Dugaan Korupsi Rp. 200 M Akibat Fraud pada PT. Petrosida Gresik, ex-Komisaris dan Direksi Dilaporkan ke KPK

HANKAM660 Dilihat

DIAGRAMKOTA.COM – Kelompok Diskusi Anti 86 (Kodat86) menemukan data dugaan korupsi terjadi pada anak perusahaan PT. Petrokimia Gresik, PT. Petrosida Gresik senilai Rp. 200 Miliar. Kasusnya pun dilaporkan ke KPK untuk diusut tuntas dan menyeret para pelakunya ke penjara, terutama ex-komisaris dan direksi periode 2021-2023. Perusahaan yang berhubungan dengan suplier bahan baku Petrokimia Gresik itu diduga melakukan beberapa kecurangan dalam hal keuangan perusahaan.

“Itu kerugian negara, harus diproses hukum. Karena anak perusahaan BUMN adalah BUMN itu sendiri. Diduga terjadi karena manipulasi data laporan keuangan atau fraud.” kata Ketua Kodat86 Cak Ta’in Komari kepada media Rabu (9/4) setelah melaporkan ke KPK.
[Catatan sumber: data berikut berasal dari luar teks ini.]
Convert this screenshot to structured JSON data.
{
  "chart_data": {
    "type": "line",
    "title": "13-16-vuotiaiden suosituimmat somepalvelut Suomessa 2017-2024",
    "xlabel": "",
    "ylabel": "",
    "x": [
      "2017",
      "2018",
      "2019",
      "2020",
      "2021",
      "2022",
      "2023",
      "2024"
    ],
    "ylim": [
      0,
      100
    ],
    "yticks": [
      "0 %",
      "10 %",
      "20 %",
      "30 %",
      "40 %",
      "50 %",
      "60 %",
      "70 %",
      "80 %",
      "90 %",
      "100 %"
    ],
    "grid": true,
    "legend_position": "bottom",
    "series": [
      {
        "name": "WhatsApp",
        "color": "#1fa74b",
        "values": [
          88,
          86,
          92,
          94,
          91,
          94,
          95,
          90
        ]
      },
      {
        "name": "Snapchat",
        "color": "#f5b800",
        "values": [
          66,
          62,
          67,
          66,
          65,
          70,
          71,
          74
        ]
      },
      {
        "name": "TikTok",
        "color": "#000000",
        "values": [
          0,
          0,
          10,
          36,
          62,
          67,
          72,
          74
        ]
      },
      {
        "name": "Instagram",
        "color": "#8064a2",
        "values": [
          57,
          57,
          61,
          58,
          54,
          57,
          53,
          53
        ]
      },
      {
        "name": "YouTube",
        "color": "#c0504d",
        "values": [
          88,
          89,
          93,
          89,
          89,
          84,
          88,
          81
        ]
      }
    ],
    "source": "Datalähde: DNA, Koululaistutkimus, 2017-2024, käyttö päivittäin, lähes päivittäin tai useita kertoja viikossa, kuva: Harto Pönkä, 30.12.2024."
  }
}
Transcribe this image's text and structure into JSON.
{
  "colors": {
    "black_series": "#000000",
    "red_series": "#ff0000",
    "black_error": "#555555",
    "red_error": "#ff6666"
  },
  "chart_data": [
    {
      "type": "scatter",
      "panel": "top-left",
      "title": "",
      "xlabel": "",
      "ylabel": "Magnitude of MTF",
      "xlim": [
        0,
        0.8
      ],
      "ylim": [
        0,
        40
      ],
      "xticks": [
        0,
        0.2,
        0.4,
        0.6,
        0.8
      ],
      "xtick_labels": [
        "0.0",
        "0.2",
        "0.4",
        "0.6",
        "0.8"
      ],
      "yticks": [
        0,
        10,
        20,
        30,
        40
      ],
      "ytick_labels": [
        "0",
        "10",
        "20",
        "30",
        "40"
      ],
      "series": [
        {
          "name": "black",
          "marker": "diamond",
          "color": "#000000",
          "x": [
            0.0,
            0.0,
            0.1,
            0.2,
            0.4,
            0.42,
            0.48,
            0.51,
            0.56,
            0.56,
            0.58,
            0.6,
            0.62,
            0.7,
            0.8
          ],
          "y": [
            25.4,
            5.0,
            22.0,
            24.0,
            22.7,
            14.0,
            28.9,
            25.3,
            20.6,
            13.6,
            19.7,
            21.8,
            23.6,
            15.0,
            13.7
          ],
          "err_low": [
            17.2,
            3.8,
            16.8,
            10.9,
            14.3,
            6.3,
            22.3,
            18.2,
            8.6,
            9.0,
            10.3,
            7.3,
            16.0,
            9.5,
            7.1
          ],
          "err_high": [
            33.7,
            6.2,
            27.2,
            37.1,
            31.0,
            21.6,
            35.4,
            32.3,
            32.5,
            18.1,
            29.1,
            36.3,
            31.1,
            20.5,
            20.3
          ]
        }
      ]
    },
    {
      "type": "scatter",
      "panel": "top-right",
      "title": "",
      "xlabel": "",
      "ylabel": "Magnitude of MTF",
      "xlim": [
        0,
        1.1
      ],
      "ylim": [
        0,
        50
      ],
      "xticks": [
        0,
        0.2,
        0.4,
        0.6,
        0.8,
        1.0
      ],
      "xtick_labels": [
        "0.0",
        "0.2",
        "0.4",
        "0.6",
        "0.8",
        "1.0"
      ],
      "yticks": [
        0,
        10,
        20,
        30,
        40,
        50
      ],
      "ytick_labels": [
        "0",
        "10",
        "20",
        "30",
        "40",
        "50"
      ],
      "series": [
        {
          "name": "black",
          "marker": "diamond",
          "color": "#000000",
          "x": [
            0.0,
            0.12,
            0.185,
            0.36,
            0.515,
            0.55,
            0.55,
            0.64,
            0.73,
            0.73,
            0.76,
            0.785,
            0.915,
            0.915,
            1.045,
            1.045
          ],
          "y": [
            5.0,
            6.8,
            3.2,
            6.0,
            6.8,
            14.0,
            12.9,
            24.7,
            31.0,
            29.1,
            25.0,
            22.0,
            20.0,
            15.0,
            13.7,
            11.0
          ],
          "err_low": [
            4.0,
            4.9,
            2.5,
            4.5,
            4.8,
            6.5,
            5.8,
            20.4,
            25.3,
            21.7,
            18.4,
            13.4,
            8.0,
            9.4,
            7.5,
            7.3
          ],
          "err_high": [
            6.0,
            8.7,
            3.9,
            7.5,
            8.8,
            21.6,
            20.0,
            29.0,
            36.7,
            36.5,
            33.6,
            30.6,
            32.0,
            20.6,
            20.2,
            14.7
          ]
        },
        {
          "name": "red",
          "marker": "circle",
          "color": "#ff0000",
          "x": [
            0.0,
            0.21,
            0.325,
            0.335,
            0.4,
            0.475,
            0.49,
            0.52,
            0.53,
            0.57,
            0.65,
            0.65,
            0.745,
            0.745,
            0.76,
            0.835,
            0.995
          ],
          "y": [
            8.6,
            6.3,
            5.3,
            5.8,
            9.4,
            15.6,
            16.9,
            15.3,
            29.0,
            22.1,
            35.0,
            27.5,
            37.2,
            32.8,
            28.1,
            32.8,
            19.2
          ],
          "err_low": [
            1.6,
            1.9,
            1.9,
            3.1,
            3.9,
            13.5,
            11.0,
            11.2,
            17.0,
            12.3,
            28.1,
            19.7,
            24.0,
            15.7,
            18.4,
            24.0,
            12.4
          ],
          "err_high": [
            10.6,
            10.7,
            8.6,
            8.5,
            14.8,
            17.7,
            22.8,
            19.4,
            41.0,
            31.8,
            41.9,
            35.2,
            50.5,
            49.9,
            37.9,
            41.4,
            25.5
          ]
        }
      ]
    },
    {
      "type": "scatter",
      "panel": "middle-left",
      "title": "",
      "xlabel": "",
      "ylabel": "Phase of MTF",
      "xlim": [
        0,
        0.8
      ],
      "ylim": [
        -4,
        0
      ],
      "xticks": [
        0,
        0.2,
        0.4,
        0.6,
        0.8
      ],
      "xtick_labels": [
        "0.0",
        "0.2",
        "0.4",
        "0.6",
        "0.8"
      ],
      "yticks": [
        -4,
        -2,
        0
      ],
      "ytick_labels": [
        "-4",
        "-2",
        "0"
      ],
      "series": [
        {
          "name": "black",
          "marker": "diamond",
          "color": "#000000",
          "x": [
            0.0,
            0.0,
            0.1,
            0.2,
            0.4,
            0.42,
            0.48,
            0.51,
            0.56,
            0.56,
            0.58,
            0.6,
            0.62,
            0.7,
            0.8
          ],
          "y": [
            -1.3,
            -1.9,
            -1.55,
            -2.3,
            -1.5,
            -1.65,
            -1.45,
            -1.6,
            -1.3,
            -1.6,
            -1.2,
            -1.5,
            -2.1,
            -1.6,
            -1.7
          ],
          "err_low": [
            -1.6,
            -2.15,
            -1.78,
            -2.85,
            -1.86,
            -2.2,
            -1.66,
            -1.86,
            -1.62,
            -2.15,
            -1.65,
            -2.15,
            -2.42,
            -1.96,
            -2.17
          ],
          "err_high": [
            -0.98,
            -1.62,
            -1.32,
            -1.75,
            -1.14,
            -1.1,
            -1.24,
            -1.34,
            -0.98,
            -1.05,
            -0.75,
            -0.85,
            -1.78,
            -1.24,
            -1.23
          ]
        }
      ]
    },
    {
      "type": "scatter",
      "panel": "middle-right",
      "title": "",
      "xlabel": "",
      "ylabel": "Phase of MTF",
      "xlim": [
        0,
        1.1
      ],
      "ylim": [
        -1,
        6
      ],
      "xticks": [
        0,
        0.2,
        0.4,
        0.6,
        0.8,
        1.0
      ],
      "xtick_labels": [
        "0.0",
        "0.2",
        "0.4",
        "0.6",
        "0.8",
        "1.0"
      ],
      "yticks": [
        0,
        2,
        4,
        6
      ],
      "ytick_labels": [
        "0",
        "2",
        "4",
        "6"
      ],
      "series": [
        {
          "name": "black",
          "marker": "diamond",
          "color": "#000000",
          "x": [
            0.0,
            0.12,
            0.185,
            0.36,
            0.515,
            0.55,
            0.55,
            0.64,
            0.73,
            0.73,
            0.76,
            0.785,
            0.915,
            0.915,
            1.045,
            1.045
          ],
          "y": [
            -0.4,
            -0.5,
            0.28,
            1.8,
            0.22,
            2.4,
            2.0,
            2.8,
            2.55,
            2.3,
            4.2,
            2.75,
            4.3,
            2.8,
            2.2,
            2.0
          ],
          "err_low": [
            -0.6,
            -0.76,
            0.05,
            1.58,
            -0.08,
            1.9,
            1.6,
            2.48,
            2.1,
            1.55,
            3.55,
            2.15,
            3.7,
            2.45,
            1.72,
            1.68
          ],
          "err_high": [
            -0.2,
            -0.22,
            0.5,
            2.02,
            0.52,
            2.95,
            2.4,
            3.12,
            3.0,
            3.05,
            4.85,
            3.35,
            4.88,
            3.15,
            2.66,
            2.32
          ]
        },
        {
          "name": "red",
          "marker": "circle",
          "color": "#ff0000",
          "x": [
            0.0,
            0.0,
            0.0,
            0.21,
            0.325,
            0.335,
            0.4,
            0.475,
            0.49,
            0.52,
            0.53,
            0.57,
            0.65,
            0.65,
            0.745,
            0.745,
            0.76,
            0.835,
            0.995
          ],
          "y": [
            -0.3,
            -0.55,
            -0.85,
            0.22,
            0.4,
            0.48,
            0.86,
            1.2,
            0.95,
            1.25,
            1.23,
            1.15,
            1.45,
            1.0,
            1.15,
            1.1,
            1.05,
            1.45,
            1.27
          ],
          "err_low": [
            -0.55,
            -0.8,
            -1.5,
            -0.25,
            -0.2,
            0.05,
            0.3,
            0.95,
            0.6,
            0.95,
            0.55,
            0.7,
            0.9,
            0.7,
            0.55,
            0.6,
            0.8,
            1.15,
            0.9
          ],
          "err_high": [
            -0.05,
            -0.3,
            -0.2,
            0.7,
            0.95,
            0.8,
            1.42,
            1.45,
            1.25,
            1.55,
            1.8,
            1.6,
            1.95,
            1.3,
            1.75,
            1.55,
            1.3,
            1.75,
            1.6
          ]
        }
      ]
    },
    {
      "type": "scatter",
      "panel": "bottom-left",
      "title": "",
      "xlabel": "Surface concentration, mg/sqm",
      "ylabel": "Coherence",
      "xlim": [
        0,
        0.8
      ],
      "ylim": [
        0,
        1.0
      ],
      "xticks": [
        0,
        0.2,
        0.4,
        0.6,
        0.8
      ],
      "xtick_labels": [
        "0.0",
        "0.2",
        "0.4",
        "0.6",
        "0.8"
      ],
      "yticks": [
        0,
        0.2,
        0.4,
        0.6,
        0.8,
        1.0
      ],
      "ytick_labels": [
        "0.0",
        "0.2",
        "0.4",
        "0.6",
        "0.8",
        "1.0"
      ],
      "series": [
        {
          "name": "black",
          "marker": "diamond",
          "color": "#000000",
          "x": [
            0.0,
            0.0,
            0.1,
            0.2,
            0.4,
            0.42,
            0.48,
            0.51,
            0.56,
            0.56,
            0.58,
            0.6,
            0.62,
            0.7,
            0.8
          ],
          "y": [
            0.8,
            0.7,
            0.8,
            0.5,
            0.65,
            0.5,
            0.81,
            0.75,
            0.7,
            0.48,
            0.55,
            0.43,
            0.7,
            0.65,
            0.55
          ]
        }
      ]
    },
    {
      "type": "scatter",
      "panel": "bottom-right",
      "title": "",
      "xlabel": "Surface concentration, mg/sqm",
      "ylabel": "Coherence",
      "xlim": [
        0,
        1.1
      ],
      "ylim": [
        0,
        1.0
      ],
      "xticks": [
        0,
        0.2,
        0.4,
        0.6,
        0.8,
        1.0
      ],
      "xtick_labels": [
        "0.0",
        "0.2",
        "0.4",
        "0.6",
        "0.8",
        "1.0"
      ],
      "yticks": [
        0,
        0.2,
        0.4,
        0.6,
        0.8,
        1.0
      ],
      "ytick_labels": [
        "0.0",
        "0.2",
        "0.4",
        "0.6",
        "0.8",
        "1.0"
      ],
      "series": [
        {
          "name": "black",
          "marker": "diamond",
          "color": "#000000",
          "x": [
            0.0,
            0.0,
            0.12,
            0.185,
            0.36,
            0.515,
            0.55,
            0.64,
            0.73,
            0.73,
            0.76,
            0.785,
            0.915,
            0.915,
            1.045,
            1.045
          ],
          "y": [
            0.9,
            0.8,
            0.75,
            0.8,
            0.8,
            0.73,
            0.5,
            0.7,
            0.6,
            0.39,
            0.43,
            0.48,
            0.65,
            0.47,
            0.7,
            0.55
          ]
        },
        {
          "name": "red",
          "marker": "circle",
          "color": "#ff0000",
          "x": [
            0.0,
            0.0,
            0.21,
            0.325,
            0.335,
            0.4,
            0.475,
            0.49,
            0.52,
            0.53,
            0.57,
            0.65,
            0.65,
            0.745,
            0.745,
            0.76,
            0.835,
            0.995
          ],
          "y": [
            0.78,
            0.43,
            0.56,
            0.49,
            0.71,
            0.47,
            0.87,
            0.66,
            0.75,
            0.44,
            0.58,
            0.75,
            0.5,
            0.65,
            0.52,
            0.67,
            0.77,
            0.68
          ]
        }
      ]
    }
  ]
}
Menurut Cak Ta’in, pihaknya mendapat pengaduan beberapa karyawan PT Petrosida yang terancam di-PHK, dengan uraian panjang lebar. Dalam kondisi ekonomi yang tidak menentu, ancaman PHK menjadi momok yang paling menakutkan bagi setiap orang. Tidak terkecuali para karyawan PT. Petrosida Gresik. “Kondisi ekonomi sulit, hampir semua orang takut terkena PHK, karena cari kerjaan baru juga bukan saja sulit tapi hampir tidak ada,” ujarnya.

Praktek kecurangan diperkirakan terjadi pada tahun 2021 hingga saat ini, dengan total potensi kerugian negara mencapai hingga Rp. 200 miliar. Padahal dalam temuan hasil pemeriksaan auditor internal PT. Pupuk Indonesia dan Petrokimia Gresik ditemukan dilaporkan temuan manipulasi pencatatan piutang untuk membuat seolah-olah tidak ada piutang macet, sebab jika terjadi piutang macet konsekuensinya pendapatan Petrosida harus disesuaikan dengan cara angkanya dikurangi senilai piutang macet tersebut. “Potensi kerugian yang terjadi antara Rp. 25 hingga Rp.60 miliar, bahkan bisa bertambah jika diteliti lebih seksama,” ujar Cak Ta’in.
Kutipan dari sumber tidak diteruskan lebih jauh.